Control participants were age-matched to a PD participant and were provided the same OMT experimental protocol.
An 18-camera motion analysis system was utilized to capture 3-dimensional (3D) position data in a treadmill walking trial before and after the assigned treatment protocol. Pretreatment and posttreatment hip, knee, and ankle ROM were compared with paired t-tests, and joint angle waveforms during the gait cycle were analyzed with statistical parametric mapping (SPM), which is a type of waveform analysis.
Individuals with PD had significantly reduced hip and knee extension in the stance phase compared to controls (32.9-71.2% and 32.4-56.0% of the gait cycle, respectively). Individuals with PD experienced a significant increase in total sagittal hip ROM (p=0.038) following a single session of the standardized OMT-WB treatment protocol. However, waveform analysis found no significant differences in sagittal hip, knee, or ankle angles at individual points of the gait cycle following OMT-WB, OMT-ND, or sham treatment protocols.

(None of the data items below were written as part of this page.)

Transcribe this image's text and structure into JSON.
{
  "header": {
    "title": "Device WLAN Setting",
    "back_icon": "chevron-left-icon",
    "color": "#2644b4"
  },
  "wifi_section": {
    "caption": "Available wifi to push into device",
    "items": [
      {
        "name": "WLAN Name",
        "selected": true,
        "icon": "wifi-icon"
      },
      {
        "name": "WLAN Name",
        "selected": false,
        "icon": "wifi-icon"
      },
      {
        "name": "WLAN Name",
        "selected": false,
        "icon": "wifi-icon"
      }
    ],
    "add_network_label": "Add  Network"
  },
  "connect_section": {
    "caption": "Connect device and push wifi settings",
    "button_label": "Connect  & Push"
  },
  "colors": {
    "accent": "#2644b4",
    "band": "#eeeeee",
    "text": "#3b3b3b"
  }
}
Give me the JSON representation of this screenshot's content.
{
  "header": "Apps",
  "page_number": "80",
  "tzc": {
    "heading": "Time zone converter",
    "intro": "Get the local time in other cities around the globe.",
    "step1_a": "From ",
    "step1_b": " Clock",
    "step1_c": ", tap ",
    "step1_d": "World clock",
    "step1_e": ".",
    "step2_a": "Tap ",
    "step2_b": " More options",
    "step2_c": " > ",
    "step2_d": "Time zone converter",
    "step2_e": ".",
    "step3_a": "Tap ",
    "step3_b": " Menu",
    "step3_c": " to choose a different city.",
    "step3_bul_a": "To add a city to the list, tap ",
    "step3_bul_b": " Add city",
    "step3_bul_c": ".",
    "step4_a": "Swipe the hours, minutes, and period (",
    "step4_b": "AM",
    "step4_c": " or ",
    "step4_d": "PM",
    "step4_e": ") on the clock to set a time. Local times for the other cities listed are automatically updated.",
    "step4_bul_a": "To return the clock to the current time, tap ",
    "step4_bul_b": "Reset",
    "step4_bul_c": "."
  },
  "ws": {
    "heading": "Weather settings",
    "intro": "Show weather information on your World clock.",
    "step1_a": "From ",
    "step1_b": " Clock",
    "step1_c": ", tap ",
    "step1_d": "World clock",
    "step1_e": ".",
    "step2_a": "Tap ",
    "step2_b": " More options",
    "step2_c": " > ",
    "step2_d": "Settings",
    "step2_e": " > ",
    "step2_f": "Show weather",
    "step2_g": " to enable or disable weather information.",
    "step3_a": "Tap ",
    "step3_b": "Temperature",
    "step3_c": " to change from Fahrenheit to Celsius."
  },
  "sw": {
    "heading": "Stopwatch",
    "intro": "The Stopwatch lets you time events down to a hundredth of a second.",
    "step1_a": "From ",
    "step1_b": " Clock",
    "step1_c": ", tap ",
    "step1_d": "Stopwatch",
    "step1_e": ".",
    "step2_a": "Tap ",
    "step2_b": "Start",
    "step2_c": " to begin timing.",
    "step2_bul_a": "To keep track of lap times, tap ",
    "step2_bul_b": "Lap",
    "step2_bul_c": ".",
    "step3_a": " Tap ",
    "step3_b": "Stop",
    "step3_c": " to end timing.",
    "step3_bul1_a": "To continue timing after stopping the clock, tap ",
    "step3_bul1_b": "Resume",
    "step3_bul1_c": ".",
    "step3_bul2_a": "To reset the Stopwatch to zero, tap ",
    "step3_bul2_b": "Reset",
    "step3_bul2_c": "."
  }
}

The authors concluded that the increase in hip ROM observed following a single session of OMT-WB suggests that OCMM in conjunction with OMT may be useful for improving gait kinematics in individuals with PD. Longitudinal studies over multiple visits are needed to determine the long-term effect of regular OMT and OMT+OCMM treatments on Parkinsonian gait characteristics.
The study has many significant limitations. For instance, the hypotheses tested lack plausibility and the outcome measures are of doubtful validity. Most importantly, the observed effects are only short term and their clinical relevance is highly questionable.